See other articles related to: dclofts, columbia heights, church to condo conversions

This article originally published at http://dc.urbanturf.com/articles/blog/church_conversion_new_condos_coming_to_columbia_heights_this_year/8075


  1. Seth said at 1:33 am on Wednesday February 5, 2014:
    The "Mews" are always such a fun name. In Britain it used to mean horse stables that have been converted into housing. Looks like a beautiful addition to the Sherman avenue corridor.
  1. John said at 8:17 am on Wednesday February 5, 2014:
    That corner Morton/Sherman is just ripe with new projects. This area is prime between two metros, 11th Street strip, and all the new development slated for the other end of the block on Morton (Murry's and next to the Post Office).
  1. Colin said at 1:06 pm on Wednesday February 5, 2014:
    Development won't start until June yet they still plan to be done by the end of 2014? Color me skeptical.

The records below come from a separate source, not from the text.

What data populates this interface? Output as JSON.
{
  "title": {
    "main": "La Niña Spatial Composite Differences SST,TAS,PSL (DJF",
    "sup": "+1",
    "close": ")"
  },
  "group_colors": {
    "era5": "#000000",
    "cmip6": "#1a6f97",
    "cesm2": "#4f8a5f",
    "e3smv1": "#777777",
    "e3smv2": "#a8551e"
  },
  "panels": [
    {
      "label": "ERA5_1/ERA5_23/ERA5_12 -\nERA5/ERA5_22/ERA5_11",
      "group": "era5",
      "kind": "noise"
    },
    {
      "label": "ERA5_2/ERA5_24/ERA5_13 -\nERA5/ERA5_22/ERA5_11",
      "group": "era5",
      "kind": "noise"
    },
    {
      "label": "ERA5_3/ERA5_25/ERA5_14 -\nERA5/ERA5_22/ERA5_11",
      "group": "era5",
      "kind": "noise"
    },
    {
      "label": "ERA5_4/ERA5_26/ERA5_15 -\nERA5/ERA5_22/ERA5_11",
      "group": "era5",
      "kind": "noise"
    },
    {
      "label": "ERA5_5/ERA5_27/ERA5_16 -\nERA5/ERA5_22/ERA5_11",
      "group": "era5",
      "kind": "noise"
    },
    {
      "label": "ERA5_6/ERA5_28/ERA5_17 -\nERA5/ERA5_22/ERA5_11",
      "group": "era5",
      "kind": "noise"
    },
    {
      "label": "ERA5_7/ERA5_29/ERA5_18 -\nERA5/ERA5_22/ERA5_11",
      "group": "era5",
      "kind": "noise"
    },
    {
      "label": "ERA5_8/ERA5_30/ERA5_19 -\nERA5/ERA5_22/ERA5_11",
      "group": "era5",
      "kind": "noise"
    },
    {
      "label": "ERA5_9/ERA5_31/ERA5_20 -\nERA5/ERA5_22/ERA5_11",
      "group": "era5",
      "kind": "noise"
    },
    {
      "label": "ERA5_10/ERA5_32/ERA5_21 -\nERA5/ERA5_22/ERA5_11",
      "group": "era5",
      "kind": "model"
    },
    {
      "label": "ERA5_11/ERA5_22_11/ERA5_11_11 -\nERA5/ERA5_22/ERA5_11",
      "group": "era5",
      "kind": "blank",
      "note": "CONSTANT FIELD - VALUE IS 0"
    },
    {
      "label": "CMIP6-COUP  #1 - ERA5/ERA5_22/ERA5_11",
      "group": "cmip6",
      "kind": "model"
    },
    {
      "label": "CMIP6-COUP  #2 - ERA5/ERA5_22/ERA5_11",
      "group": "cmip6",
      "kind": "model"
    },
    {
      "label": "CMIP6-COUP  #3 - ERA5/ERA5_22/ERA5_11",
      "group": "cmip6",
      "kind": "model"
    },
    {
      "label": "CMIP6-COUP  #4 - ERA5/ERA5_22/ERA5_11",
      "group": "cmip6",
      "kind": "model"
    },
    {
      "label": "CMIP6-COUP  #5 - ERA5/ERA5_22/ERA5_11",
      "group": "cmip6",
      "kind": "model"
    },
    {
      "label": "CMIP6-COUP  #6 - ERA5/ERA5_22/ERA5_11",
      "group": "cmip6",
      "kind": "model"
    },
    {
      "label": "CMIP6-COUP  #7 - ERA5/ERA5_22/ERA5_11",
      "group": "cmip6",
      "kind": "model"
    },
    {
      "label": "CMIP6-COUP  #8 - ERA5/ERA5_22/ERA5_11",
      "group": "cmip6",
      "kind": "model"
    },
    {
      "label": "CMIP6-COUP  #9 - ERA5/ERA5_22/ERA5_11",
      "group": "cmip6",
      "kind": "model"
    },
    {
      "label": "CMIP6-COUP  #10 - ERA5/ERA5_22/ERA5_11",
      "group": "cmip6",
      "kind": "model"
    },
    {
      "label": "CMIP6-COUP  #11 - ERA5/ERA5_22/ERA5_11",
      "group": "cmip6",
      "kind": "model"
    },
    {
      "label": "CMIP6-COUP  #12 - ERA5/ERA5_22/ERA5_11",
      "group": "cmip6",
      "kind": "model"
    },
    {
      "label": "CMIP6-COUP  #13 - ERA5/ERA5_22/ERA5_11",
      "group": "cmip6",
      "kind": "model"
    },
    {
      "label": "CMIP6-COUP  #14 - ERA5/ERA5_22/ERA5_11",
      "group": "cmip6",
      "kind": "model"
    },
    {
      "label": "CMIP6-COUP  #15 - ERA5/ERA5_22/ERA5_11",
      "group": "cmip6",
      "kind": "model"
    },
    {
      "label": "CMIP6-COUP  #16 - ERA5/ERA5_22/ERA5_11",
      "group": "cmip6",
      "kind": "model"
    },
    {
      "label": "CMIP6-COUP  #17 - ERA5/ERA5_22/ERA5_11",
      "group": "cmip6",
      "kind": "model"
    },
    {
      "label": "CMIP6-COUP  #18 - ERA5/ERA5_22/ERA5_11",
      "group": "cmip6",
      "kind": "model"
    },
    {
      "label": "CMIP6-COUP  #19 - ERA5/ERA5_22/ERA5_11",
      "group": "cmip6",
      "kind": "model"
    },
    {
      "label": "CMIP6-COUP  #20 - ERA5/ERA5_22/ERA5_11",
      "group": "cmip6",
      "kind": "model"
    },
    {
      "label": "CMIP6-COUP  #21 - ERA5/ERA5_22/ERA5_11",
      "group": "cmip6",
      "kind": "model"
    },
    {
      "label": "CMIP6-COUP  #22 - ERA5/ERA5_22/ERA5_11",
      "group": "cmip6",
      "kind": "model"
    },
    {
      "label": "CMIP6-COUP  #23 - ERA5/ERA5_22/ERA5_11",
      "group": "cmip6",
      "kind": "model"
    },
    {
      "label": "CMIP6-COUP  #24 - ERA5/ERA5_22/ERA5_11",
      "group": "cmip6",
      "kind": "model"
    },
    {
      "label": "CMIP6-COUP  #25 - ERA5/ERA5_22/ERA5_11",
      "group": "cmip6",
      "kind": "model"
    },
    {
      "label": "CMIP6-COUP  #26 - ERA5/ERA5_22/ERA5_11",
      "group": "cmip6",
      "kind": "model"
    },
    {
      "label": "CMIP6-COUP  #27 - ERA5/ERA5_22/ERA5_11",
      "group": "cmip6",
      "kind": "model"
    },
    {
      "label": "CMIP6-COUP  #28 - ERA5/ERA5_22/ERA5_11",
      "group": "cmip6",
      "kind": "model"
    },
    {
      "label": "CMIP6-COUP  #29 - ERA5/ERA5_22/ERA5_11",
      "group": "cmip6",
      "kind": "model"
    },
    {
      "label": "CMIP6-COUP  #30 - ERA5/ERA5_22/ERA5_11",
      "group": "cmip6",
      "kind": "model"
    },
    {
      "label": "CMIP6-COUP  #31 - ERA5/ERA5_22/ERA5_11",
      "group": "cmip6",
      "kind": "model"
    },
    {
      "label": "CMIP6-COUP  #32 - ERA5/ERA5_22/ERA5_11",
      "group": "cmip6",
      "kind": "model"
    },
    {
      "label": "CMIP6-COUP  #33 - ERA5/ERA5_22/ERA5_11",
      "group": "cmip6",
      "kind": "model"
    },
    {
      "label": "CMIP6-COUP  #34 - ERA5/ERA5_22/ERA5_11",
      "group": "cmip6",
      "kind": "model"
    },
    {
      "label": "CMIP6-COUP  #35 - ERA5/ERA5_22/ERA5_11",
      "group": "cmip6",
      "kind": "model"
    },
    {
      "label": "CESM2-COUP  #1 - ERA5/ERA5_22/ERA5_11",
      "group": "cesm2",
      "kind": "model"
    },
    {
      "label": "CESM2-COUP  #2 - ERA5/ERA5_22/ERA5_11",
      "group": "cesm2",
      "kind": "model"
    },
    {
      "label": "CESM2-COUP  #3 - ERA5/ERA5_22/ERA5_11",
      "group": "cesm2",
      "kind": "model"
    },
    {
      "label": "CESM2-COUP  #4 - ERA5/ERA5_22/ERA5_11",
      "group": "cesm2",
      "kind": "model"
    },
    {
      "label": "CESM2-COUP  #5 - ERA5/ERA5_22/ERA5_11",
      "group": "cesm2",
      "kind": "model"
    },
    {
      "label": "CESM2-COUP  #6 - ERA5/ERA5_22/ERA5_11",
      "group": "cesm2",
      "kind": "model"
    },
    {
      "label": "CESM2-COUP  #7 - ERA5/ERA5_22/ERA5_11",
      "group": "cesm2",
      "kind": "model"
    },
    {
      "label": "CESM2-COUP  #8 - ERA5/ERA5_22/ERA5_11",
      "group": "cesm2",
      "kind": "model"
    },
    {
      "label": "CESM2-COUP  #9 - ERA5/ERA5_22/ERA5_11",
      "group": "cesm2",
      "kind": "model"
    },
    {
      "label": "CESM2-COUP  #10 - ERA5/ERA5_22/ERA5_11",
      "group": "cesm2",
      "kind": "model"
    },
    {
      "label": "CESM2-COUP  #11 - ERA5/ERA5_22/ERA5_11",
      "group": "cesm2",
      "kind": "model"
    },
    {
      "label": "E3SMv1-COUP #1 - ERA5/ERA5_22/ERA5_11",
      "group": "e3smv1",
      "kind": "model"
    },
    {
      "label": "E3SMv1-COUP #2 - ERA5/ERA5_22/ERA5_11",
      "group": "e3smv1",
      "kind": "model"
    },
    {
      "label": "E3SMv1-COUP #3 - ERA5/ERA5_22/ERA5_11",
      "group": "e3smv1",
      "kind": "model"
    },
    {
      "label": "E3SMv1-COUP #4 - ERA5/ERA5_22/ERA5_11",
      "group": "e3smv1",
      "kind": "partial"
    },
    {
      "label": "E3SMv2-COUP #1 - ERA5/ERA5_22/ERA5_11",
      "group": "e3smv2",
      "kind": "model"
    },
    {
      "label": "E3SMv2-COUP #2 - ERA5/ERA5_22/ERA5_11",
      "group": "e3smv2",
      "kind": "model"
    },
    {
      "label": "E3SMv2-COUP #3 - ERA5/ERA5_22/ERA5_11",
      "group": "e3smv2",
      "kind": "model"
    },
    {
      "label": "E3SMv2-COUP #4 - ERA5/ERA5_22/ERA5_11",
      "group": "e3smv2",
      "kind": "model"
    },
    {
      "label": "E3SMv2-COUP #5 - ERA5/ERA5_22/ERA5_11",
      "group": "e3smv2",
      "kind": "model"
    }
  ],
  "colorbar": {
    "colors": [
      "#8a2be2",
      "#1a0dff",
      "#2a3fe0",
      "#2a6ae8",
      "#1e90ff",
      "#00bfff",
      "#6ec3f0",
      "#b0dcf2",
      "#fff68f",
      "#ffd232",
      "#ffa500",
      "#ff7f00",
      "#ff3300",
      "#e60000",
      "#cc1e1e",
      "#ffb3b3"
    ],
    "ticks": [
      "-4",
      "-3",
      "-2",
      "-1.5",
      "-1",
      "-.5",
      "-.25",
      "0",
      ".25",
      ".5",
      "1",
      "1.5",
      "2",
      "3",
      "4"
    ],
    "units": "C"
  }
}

  1. Matt said at 4:07 pm on Wednesday February 5, 2014:
    What is slated for the Murry's space?
  1. John said at 5:16 pm on Wednesday February 5, 2014:
  1. Church conversions said at 5:57 pm on Wednesday February 5, 2014:
    These church conversions are a fantastic way to re-purpose buildings in response to DC's demographic changes. There is also the former site of the Mt Pleasant Baptist Church on 16th which is slated to become a condo development - I think around 50 units. It was featured on UT a while back.
  1. Church conversions said at 5:59 pm on Wednesday February 5, 2014:
    Sorry, I got some of the details wrong - here is the UT article with the correct info on that Mt Pleasant church (70 units, and I got the name of the church wrong): http://dc.urbanturf.com/articles/blog/meridian_hill_baptist_church_may_be_a_70-unit_condo_building_with_no_parkin/7218
  1. Renee M. Finley said at 2:49 pm on Monday February 10, 2014:
    This is a great project for this property and location.
  1. Kathy said at 3:12 pm on Thursday February 13, 2014:
    It's a poor decision to demolish the work of W. Sidney Pittman, a noted African-American architect, especially when there are so few buildings from the turn of the century by black architects that have been preserved in DC. His works are a part of American history and should be respected. Did the developer or architect consider honoring Pittman's legacy? http://www.wdchumanities.org/dcdm/items/show/1499 http://www.rootsweb.ancestry.com/~txecm/william_sydney_pittman.htm
  1. Michael said at 9:43 pm on Friday February 14, 2014:
    I've been a resident of Columbia Heights over the past two decades. As a proponent of the history of the city's built environment, this news disheartens me. The intangible significance the building possessed made it a cherished jewel in the community. I hope other examples of Pittman's work in the city do not go unrecognized.